The Silicone Diaries
At The Cultch until Feb. 25
Tickets: 604-251-1363, thecultch.com
The Silicone Diaries, produced by Buddies in Bad Times Theatre, is only tangentially about performance artist Nina Arsenault’s sex change from male to female. Not content with looking like an “ordinary” woman, Arsenault has spent years pursuing what she perceives to be perfect feminine beauty: big boobs, wasp waist, bodacious butt, full lips, perky nose and much more. In this mesmerizing monologue she documents the more than 60 injections and surgical procedures she’s undergone in her quest.
Beginning with Arsenault in a transparent plastic dress slithering snakelike through fog onto the stage, Silicone Diaries would be appalling were it not so sad. Arsenault risks life, for example, when she’s injected with 18 syringes of illegal silicone into each butt cheek. What price a perfect ass—whatever that is?
Obsessed with plastic perfection, Arsenault is her own self-absorbed work of art—and it’s still in progress. She could have stopped when she looked like a cute, fresh-faced young woman but that was not enough.
Silicone Diaries is disturbing but an interesting penny dropped for me: in the process of undergoing a sex change from male to shemale, Arsenault fell prey to the expectations society has of women—that they conform or make some attempt to conform to the prevailing idea of beauty. Arsenault is just way off the end of a spectrum that begins innocently enough with a little dash of lipstick, a bit of blush on the cheeks.
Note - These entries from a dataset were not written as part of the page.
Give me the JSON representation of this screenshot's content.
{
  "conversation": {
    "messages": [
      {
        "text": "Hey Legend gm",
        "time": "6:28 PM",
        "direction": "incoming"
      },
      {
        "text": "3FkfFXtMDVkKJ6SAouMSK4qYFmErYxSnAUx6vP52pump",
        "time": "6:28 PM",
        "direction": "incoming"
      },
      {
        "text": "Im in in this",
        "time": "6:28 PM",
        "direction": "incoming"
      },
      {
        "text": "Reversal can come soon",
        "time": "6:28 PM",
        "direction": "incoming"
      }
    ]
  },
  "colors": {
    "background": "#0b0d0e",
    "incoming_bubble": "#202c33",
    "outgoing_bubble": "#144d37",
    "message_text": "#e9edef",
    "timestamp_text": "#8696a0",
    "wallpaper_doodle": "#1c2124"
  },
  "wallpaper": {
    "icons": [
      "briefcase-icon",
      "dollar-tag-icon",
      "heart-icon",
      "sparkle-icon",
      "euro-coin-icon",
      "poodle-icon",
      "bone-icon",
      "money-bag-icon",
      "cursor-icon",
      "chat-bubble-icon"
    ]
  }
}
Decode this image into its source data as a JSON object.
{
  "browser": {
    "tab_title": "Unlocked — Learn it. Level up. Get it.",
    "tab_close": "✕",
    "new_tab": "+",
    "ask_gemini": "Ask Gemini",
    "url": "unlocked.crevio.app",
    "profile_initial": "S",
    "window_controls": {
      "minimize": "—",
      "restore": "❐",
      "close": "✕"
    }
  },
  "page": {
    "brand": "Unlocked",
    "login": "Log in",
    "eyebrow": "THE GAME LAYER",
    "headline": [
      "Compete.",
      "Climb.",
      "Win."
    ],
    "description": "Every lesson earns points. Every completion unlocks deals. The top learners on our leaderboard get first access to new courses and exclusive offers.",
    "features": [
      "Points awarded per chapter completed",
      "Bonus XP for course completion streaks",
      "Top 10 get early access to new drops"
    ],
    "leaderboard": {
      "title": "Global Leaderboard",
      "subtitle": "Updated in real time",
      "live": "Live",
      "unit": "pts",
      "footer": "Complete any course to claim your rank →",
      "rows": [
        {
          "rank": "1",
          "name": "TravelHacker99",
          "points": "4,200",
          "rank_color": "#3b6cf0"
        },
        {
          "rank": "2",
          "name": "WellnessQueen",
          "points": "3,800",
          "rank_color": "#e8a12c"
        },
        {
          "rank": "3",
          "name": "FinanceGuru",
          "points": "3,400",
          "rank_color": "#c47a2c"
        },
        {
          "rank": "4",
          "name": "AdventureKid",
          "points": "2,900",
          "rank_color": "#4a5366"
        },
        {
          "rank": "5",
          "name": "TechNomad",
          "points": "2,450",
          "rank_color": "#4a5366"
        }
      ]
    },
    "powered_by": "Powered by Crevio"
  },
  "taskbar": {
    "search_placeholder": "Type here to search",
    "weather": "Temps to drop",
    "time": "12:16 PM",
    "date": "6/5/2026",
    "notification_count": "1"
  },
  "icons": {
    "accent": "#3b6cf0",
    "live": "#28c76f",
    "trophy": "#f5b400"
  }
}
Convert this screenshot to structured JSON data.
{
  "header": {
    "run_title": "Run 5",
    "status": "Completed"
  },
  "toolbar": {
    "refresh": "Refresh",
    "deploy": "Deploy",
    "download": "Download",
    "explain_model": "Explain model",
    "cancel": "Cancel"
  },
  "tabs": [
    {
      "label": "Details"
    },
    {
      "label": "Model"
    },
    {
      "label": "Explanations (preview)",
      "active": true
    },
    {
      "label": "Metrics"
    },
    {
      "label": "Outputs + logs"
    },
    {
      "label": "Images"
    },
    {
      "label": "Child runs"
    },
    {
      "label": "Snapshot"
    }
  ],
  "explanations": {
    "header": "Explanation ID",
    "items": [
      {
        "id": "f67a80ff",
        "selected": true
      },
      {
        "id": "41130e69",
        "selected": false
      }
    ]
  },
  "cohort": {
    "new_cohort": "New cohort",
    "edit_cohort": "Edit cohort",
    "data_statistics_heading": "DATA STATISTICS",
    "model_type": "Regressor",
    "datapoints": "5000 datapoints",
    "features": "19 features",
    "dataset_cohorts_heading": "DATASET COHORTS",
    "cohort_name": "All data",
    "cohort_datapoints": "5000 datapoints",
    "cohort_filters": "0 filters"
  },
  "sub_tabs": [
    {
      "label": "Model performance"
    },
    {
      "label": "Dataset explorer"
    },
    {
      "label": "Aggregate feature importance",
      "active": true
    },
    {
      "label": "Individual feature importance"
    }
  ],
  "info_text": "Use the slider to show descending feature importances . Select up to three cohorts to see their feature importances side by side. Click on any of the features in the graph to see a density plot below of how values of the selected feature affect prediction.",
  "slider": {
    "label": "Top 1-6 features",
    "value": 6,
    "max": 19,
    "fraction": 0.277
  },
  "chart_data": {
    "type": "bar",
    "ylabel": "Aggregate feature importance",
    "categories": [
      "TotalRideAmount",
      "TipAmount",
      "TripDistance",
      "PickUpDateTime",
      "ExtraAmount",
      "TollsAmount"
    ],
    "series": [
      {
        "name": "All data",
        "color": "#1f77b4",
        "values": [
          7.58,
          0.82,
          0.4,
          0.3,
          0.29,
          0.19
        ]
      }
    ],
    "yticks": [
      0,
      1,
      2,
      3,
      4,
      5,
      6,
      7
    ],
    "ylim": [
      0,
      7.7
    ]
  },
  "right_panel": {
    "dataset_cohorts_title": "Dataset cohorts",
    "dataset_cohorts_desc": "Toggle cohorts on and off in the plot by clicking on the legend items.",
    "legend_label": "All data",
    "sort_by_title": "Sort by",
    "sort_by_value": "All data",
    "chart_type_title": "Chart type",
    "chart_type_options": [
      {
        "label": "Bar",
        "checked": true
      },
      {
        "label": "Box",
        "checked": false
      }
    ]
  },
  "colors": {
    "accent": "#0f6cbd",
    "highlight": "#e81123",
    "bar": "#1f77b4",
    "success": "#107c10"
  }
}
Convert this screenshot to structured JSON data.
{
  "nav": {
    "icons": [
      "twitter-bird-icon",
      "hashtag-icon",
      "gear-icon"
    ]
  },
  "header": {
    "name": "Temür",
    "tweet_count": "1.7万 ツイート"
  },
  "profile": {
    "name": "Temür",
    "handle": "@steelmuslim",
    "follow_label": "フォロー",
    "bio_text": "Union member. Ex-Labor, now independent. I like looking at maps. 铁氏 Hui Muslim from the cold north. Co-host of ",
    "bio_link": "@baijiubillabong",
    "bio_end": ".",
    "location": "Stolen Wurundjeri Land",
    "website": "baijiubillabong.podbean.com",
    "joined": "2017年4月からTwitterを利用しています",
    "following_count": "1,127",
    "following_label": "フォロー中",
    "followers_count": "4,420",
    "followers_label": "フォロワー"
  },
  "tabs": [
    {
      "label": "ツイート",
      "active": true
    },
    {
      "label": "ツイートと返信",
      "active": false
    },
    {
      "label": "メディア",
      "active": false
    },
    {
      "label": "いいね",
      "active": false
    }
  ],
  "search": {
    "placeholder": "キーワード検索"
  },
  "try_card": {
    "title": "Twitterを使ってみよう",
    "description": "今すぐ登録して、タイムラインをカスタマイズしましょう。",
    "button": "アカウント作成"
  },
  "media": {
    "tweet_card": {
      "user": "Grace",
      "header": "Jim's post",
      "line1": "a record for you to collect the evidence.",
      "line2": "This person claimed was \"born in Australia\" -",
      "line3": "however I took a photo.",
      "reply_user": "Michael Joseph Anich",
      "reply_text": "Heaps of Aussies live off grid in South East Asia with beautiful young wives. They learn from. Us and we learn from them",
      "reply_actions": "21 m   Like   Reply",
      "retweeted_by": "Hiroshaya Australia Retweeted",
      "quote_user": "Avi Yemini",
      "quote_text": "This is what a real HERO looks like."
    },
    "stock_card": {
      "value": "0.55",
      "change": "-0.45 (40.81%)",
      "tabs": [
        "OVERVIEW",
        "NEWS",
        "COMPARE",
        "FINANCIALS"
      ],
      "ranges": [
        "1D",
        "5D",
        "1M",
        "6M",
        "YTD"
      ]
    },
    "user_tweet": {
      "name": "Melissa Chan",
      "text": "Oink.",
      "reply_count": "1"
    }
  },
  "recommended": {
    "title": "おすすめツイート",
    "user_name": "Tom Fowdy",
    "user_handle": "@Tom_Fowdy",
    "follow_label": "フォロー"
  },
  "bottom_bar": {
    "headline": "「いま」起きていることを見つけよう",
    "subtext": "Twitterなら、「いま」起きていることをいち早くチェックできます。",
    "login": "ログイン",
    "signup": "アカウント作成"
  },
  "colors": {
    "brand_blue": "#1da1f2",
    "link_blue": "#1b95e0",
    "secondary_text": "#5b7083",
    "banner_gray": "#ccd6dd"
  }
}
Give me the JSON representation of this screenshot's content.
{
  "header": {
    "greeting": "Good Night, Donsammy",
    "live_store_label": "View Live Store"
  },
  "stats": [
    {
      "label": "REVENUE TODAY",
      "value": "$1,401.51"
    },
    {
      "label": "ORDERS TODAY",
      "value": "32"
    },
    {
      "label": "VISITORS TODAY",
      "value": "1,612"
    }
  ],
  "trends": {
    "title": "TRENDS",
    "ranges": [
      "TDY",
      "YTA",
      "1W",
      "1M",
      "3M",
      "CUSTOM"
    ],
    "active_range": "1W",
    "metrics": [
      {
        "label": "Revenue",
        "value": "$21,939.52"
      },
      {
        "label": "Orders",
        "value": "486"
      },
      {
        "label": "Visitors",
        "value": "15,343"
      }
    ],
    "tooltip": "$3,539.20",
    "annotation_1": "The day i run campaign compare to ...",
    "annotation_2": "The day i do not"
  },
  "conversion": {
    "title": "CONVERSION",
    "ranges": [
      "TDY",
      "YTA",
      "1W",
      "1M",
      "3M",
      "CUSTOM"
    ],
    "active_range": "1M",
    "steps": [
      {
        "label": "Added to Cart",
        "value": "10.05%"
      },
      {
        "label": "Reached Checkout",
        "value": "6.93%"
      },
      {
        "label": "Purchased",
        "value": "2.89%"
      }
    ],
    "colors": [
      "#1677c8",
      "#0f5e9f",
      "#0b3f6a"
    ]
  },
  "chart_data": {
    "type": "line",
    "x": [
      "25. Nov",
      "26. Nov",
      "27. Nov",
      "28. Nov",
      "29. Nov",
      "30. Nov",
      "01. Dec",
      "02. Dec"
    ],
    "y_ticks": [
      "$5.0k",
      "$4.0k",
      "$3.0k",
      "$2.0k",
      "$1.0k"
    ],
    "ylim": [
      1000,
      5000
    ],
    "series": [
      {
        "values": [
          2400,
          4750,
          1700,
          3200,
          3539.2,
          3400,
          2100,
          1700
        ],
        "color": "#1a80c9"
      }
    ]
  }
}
Long, lustrous strawberry blonde wig removed and bald head revealed at the end of the show, Arsenault pensively acknowledges that looking hot may not be possible forever.
Silicone and surgery can only delay the ravages of time; they can’t stop it. The irony is that as she grows old Arsenault may find herself free at last to join the ranks of women who age gracefully—one might even say beautifully.